Now I am orphan son, but a son with a mother and a father. I am part of what is
called beautiful cycle of life. All what my father say to me about my mother is
what he say about himself. I am their son. And, orphan or not, I am glad to be
their son. I am glad to be his son.”
I don’t know. Maybe I’m just an old, over-sentimental,
hopelessly romantic gay guy from Los Angeles, but at that very moment I knew. I
knew for sure. I could not have loved Étienne Saldano more.
We made beautiful love that night. Perhaps the kind of love
my mother and father made, his mother and father made.

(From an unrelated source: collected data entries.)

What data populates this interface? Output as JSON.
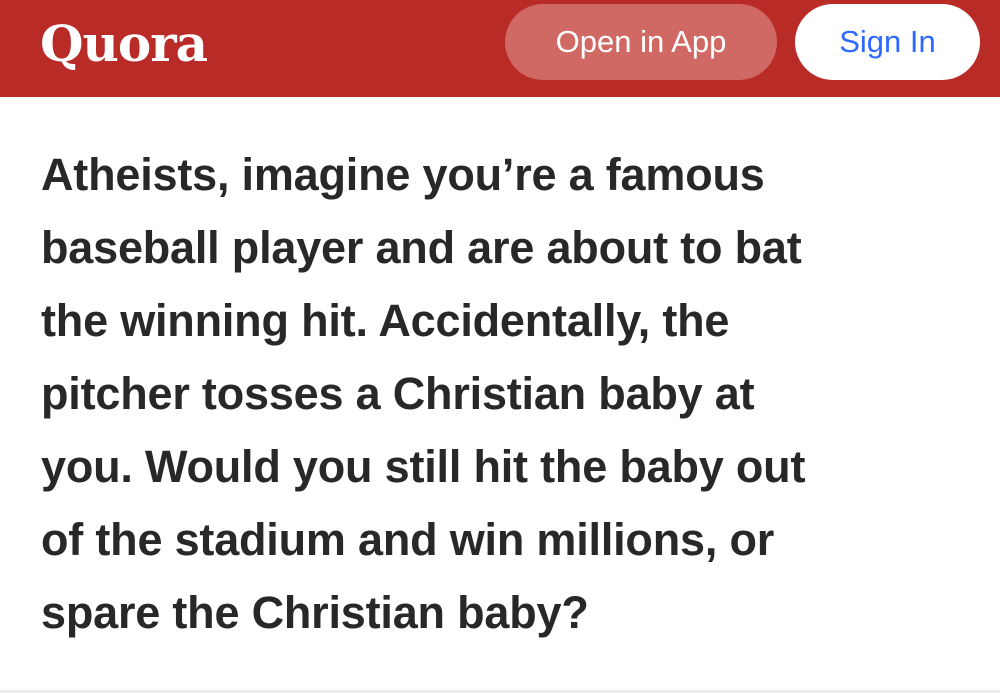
{
  "header": {
    "logo_text": "Quora",
    "open_in_app_label": "Open in App",
    "sign_in_label": "Sign In"
  },
  "question": {
    "lines": [
      "Atheists, imagine you’re a famous",
      "baseball player and are about to bat",
      "the winning hit. Accidentally, the",
      "pitcher tosses a Christian baby at",
      "you. Would you still hit the baby out",
      "of the stadium and win millions, or",
      "spare the Christian baby?"
    ]
  },
  "colors": {
    "brand_red": "#b92b27",
    "open_button_bg": "#d06864",
    "sign_in_text": "#2e69ff",
    "question_text": "#282829"
  }
}
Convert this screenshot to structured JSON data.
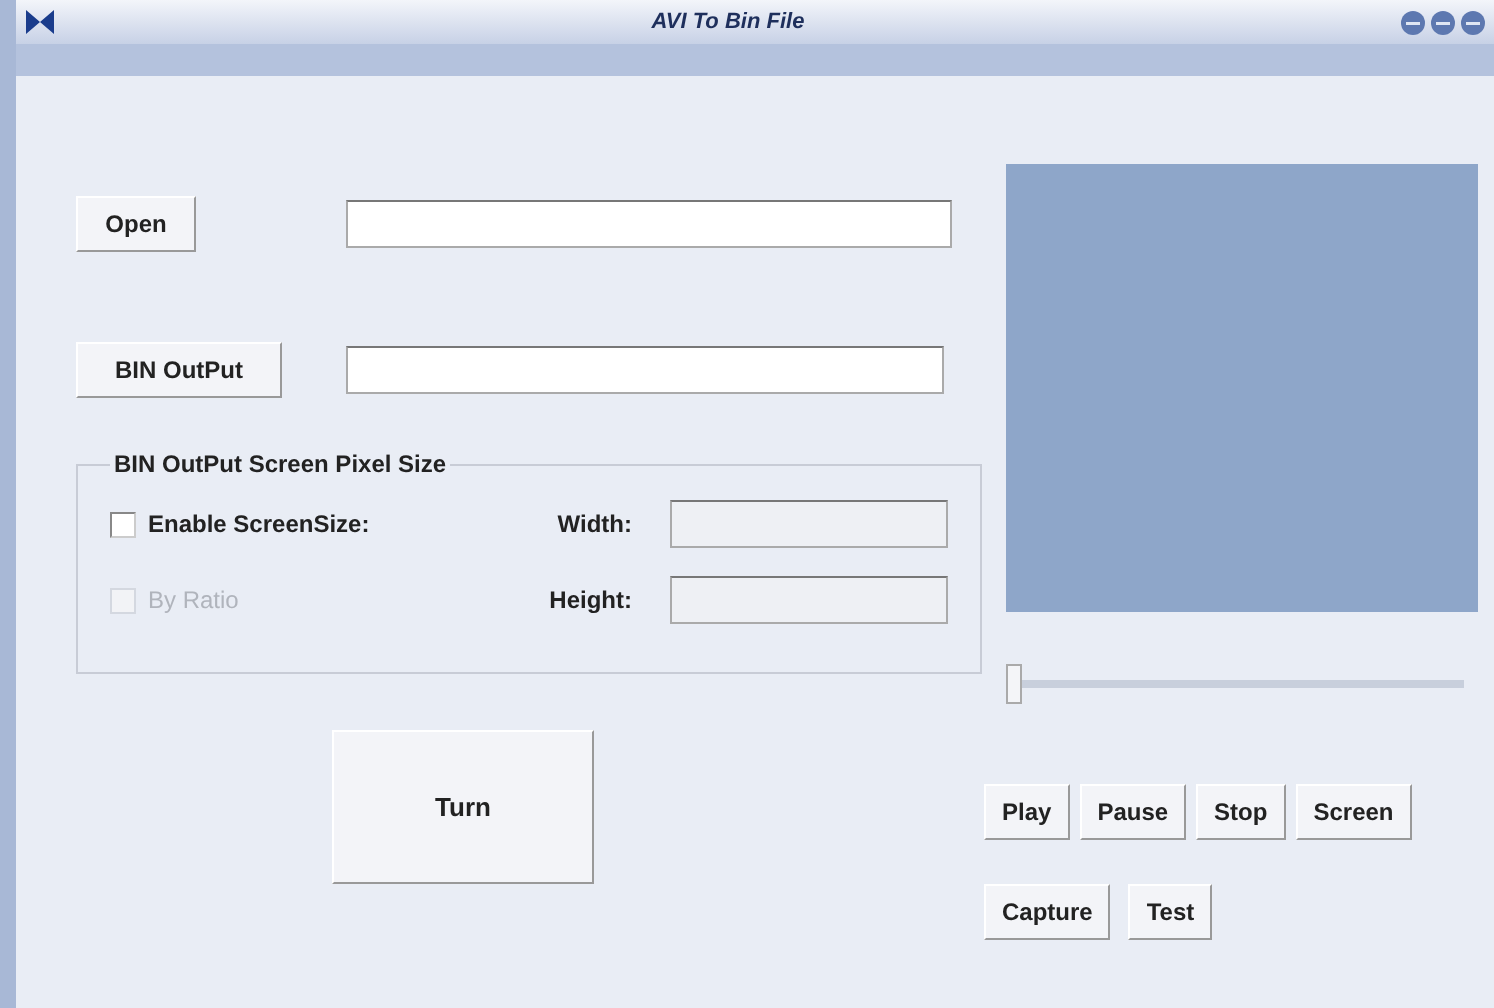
{
  "window": {
    "title": "AVI To Bin File"
  },
  "open": {
    "label": "Open"
  },
  "output": {
    "label": "BIN OutPut"
  },
  "group": {
    "title": "BIN OutPut Screen Pixel Size",
    "enable": {
      "label": "Enable ScreenSize:",
      "checked": false,
      "disabled": false
    },
    "ratio": {
      "label": "By Ratio",
      "checked": false,
      "disabled": true
    },
    "width": {
      "label": "Width:"
    },
    "height": {
      "label": "Height:"
    }
  },
  "turn": {
    "label": "Turn"
  },
  "slider": {
    "level": 0
  },
  "player_buttons": [
    "Play",
    "Pause",
    "Stop",
    "Screen"
  ],
  "extra_buttons": [
    "Capture",
    "Test"
  ]
}
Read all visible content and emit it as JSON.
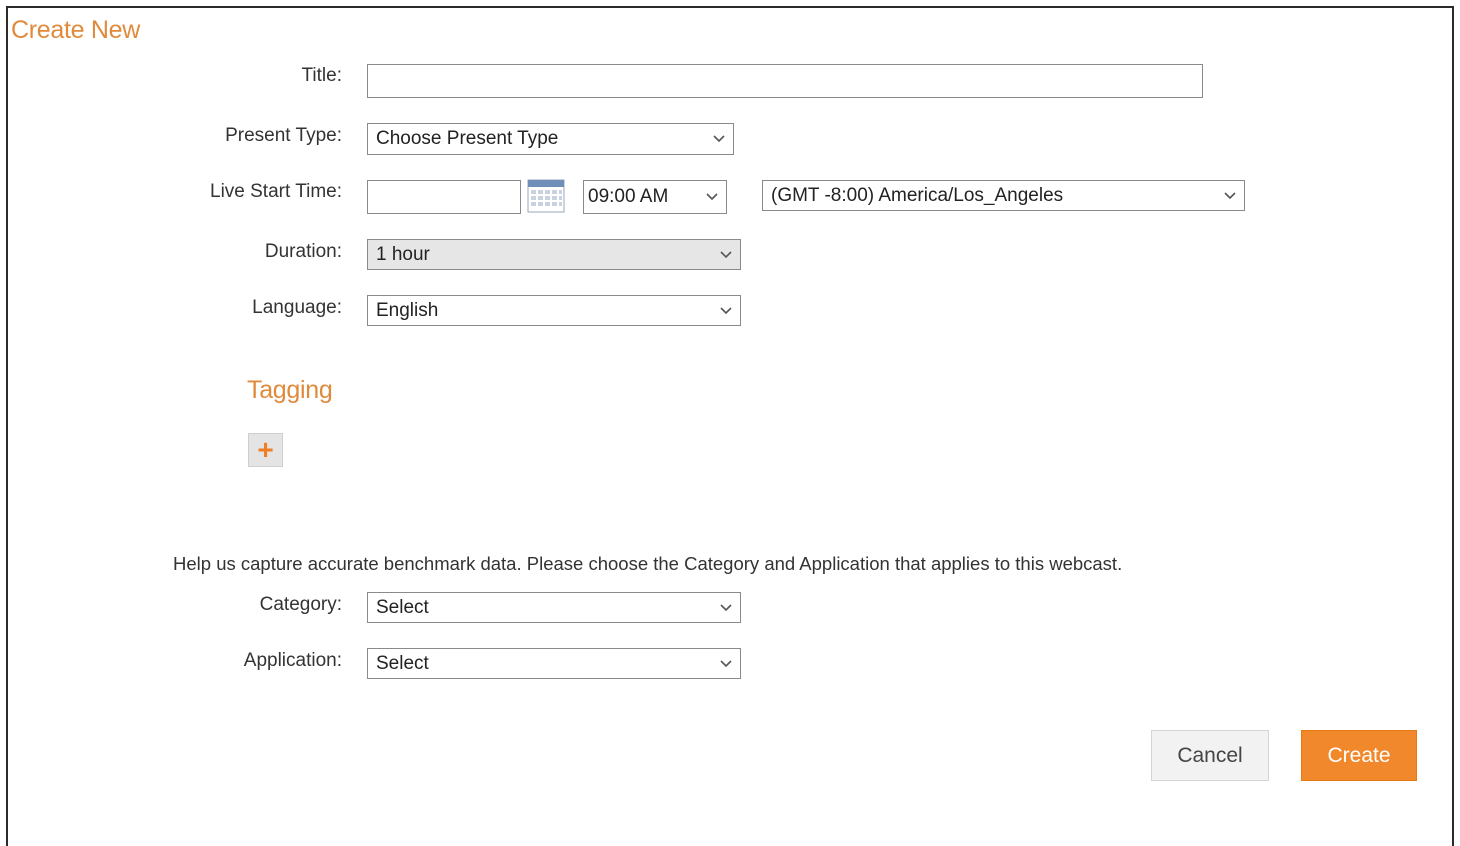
{
  "form": {
    "heading": "Create New",
    "title": {
      "label": "Title:",
      "value": ""
    },
    "present_type": {
      "label": "Present Type:",
      "selected": "Choose Present Type"
    },
    "live_start_time": {
      "label": "Live Start Time:",
      "date_value": "",
      "time_selected": "09:00 AM",
      "timezone_selected": "(GMT -8:00) America/Los_Angeles"
    },
    "duration": {
      "label": "Duration:",
      "selected": "1 hour"
    },
    "language": {
      "label": "Language:",
      "selected": "English"
    }
  },
  "tagging": {
    "heading": "Tagging",
    "add_symbol": "+"
  },
  "benchmark": {
    "help_text": "Help us capture accurate benchmark data. Please choose the Category and Application that applies to this webcast.",
    "category": {
      "label": "Category:",
      "selected": "Select"
    },
    "application": {
      "label": "Application:",
      "selected": "Select"
    }
  },
  "actions": {
    "cancel_label": "Cancel",
    "create_label": "Create"
  },
  "colors": {
    "accent": "#e08a3c",
    "create_button": "#f2882c",
    "duration_field_bg": "#e6e6e6"
  },
  "icons": {
    "calendar": "calendar-icon",
    "dropdown": "chevron-down-icon",
    "add": "plus-icon"
  }
}
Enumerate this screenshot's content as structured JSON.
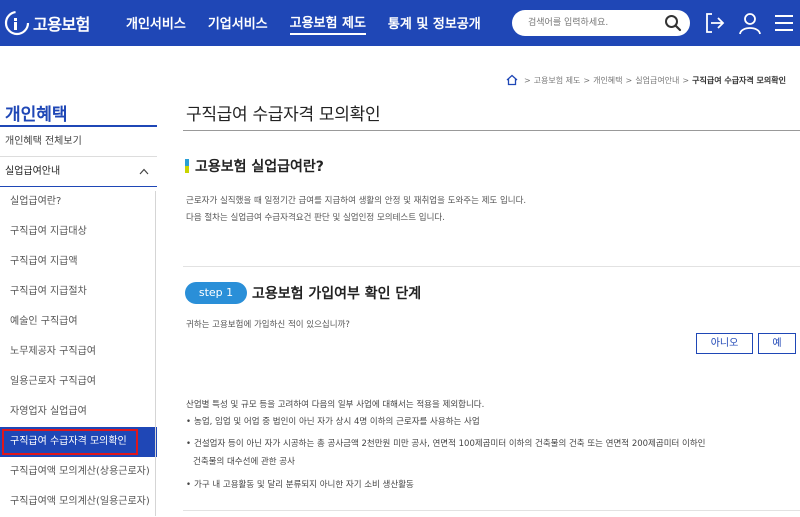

The next day we boarded our flight to the States. It was
Étie’s first airplane flight. He was thrilled beyond comprehension. There were
so many wonderful firsts that lay ahead of him. There were so many wonderful
firsts that lay ahead for the both of us. We would finally be together, living
together in Los Angeles, in America, in a house of love, looked over by our
heavenly fathers.
Still, with all the good ahead of us, I couldn’t help but
think how all of this could go terribly wrong. Once Étie was in America,
legally married to my sister, an American citizen, he would have to spend two
years on probation. During those two years, he and she would be under the
constant scrutiny of immigration officials. The discovery of marriage fraud
could result in Étie being deported and never allowed back in the US again and
the conviction of my baby sister on federal charges.
Yes, I was indeed in bliss. But I was deeply concerned. I
couldn’t help but think about Sylvester Winfrey. And what he knew. And what he could
do with what he knew.
Still, I believed so deeply in the love Étie and I shared.
It was a love that could conquer all. Even Sylvester Winfrey.